Dat ik me, hier in dit arcadische landschap dat vakantieverblijf heet, aan het heroriënteren ben op mijn schrijverschap.

Dat weet u nog.

Dat ik aarzelde, dat ik twijfelde, dat ik wikte en woog: wie ben ik en wat doe ik hier? En waarom schrijven wat ik schrijf?

Dat weet u ook nog.

Dat ik mij aan het heroriënteren was, moet ik zeggen. Want het piekeren en peinzen, het wachten en weifelen is voorbij. Want: eureka.

Door de drie mannen.

En hun plan. Hun plan om de Nederlandse literatuur te redden. Misschien wel van de ondergang. Want, zo legden ze uit, onze literatuur loopt op haar laatste benen. Niet iedereen ziet het — sterker nog: iedereen kijkt er overheen. Denkt dat er niets aan de hand is. Want alles gaat toch goed?

Ja ja, alles gaat goed. In het buitenland groeit de waardering voor Nederlandse auteurs. De oplagen worden hoger en hoger. Prijzen, beurzen en subsidies. Sponsors hebben de letteren ontdekt: binnenkort de eerste roman met het Rabobank-logo op het omslag.

Niets te klagen.

Een heleboel te klagen, zeiden de mannen. Kijk maar eens goed.

Als je goed kijkt naar de Nederlandse literatuur, zie je dat we er helemaal niet zo goed voor staan. De vaderlandse letteren hebben een loodzwaar en tegelijk dodelijk saai karakter. Ik zal het uitleggen.

In Engeland, boekenland bij uitstek, was veel commotie om boeken die zeikerig autobiogra fisch waren, om het maar zo te zeggen. Romans waarin ex-geliefden of -min naars op een verderfelijke manier werden geportretteerd. Een soort boulevard-literatuur, derhalve. En boulevard-literatuur gedijt als er voldoende Persoonlijkheden zijn. Mensen tegen wie wordt opgekeken. Die «interessant» worden gevonden, om wat voor reden dan ook. Over wie mensen willen lezen, in de bladen of, zoals de laatste tijd steeds meer, in boeken en «boekjes». (Is het u wel eens opgevallen dat mensen die geen boeken lezen altijd spreken over «boekjes» wanneer ze tijdschriften bedoelen? «Als u boekjes over heeft mag u ze achterlaten bij de receptie. Dan kunnen andere mensen ze nog lezen.»)

Ook bij ons is de literatuur steeds autobiografischer geworden. Dat hou je niet tegen. Dat verkoopt. Want mensen willen lezen over het leven van andere mensen. Op dit moment wordt er meer dan ooit gesmuld van de ellende van een ander.
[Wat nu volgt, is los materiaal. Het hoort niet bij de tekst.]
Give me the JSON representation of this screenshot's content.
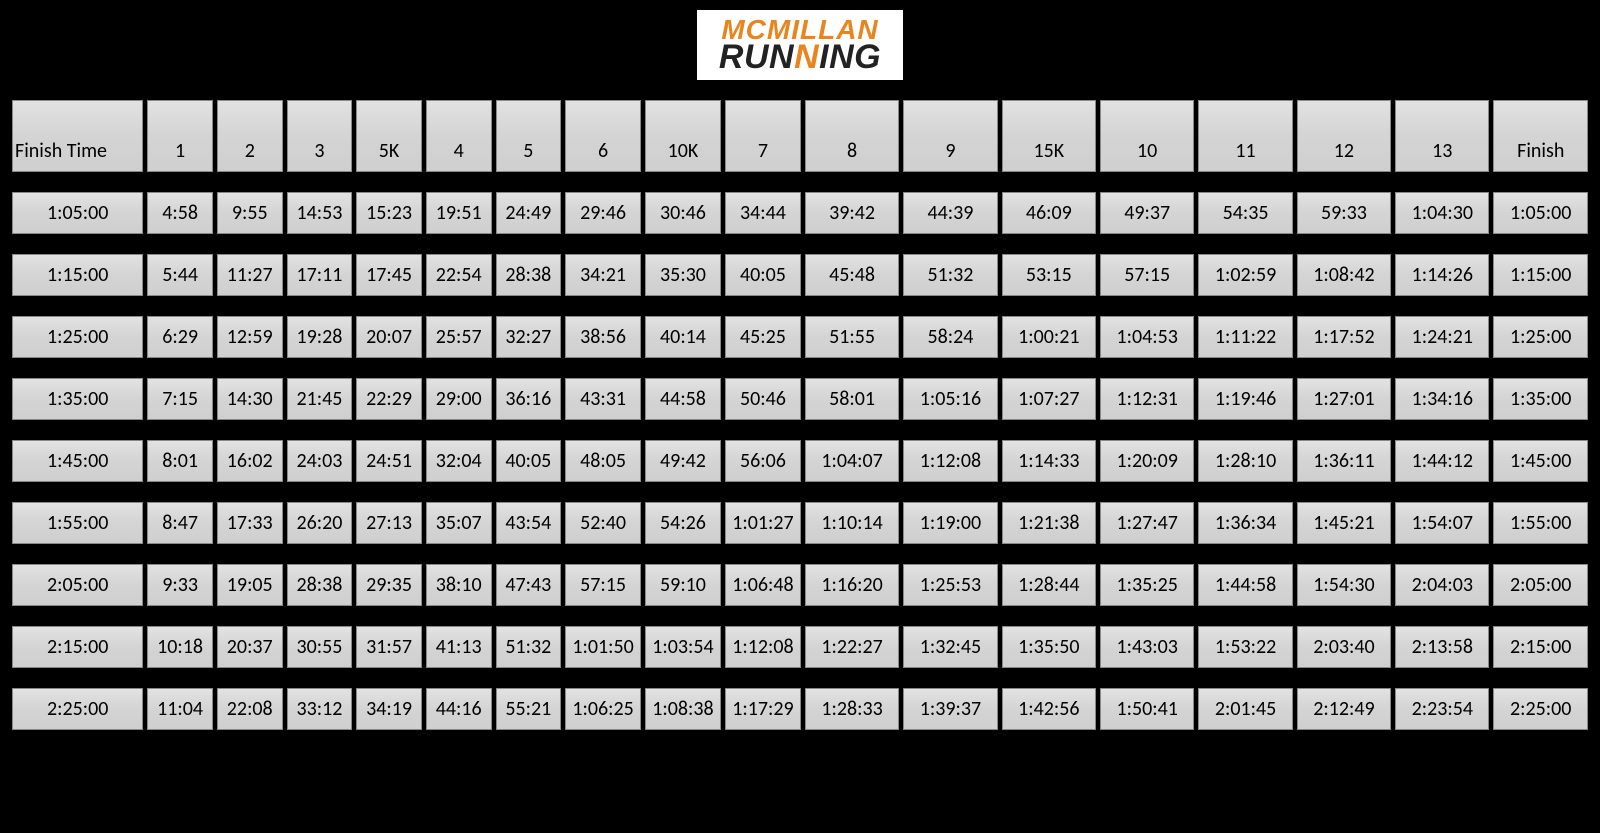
{
  "logo": {
    "top": "MCMILLAN",
    "bottom_left": "RUN",
    "bottom_n": "N",
    "bottom_right": "ING"
  },
  "table": {
    "columns": [
      "Finish Time",
      "1",
      "2",
      "3",
      "5K",
      "4",
      "5",
      "6",
      "10K",
      "7",
      "8",
      "9",
      "15K",
      "10",
      "11",
      "12",
      "13",
      "Finish"
    ],
    "col_classes": [
      "col-finishtime",
      "col-narrow",
      "col-narrow",
      "col-narrow",
      "col-narrow",
      "col-narrow",
      "col-narrow",
      "col-mid",
      "col-mid",
      "col-mid",
      "col-wide",
      "col-wide",
      "col-wide",
      "col-wide",
      "col-wide",
      "col-wide",
      "col-wide",
      "col-wide"
    ],
    "rows": [
      [
        "1:05:00",
        "4:58",
        "9:55",
        "14:53",
        "15:23",
        "19:51",
        "24:49",
        "29:46",
        "30:46",
        "34:44",
        "39:42",
        "44:39",
        "46:09",
        "49:37",
        "54:35",
        "59:33",
        "1:04:30",
        "1:05:00"
      ],
      [
        "1:15:00",
        "5:44",
        "11:27",
        "17:11",
        "17:45",
        "22:54",
        "28:38",
        "34:21",
        "35:30",
        "40:05",
        "45:48",
        "51:32",
        "53:15",
        "57:15",
        "1:02:59",
        "1:08:42",
        "1:14:26",
        "1:15:00"
      ],
      [
        "1:25:00",
        "6:29",
        "12:59",
        "19:28",
        "20:07",
        "25:57",
        "32:27",
        "38:56",
        "40:14",
        "45:25",
        "51:55",
        "58:24",
        "1:00:21",
        "1:04:53",
        "1:11:22",
        "1:17:52",
        "1:24:21",
        "1:25:00"
      ],
      [
        "1:35:00",
        "7:15",
        "14:30",
        "21:45",
        "22:29",
        "29:00",
        "36:16",
        "43:31",
        "44:58",
        "50:46",
        "58:01",
        "1:05:16",
        "1:07:27",
        "1:12:31",
        "1:19:46",
        "1:27:01",
        "1:34:16",
        "1:35:00"
      ],
      [
        "1:45:00",
        "8:01",
        "16:02",
        "24:03",
        "24:51",
        "32:04",
        "40:05",
        "48:05",
        "49:42",
        "56:06",
        "1:04:07",
        "1:12:08",
        "1:14:33",
        "1:20:09",
        "1:28:10",
        "1:36:11",
        "1:44:12",
        "1:45:00"
      ],
      [
        "1:55:00",
        "8:47",
        "17:33",
        "26:20",
        "27:13",
        "35:07",
        "43:54",
        "52:40",
        "54:26",
        "1:01:27",
        "1:10:14",
        "1:19:00",
        "1:21:38",
        "1:27:47",
        "1:36:34",
        "1:45:21",
        "1:54:07",
        "1:55:00"
      ],
      [
        "2:05:00",
        "9:33",
        "19:05",
        "28:38",
        "29:35",
        "38:10",
        "47:43",
        "57:15",
        "59:10",
        "1:06:48",
        "1:16:20",
        "1:25:53",
        "1:28:44",
        "1:35:25",
        "1:44:58",
        "1:54:30",
        "2:04:03",
        "2:05:00"
      ],
      [
        "2:15:00",
        "10:18",
        "20:37",
        "30:55",
        "31:57",
        "41:13",
        "51:32",
        "1:01:50",
        "1:03:54",
        "1:12:08",
        "1:22:27",
        "1:32:45",
        "1:35:50",
        "1:43:03",
        "1:53:22",
        "2:03:40",
        "2:13:58",
        "2:15:00"
      ],
      [
        "2:25:00",
        "11:04",
        "22:08",
        "33:12",
        "34:19",
        "44:16",
        "55:21",
        "1:06:25",
        "1:08:38",
        "1:17:29",
        "1:28:33",
        "1:39:37",
        "1:42:56",
        "1:50:41",
        "2:01:45",
        "2:12:49",
        "2:23:54",
        "2:25:00"
      ]
    ]
  },
  "style": {
    "background": "#000000",
    "cell_bg_top": "#e2e2e2",
    "cell_bg_bottom": "#cfcfcf",
    "cell_border": "#888888",
    "font_size_cell": 20,
    "logo_orange": "#e8851e",
    "logo_dark": "#222222"
  }
}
Maar die belangstelling houdt weer op. Het duurt niet lang meer of lezers zijn uitgekeken op die woon- en slaapkamerproblemen van oninteressante landgenoten. Want wat hebben we in Nederland nu aan spraakmakende figuren? Hoeveel echte personality’s lopen er hier rond?

Precies. Te weinig. Het is hier saai.

In Nederland is het te saai voor literatuur. Zeiden de mannen. En dus —

(wordt vervolgd)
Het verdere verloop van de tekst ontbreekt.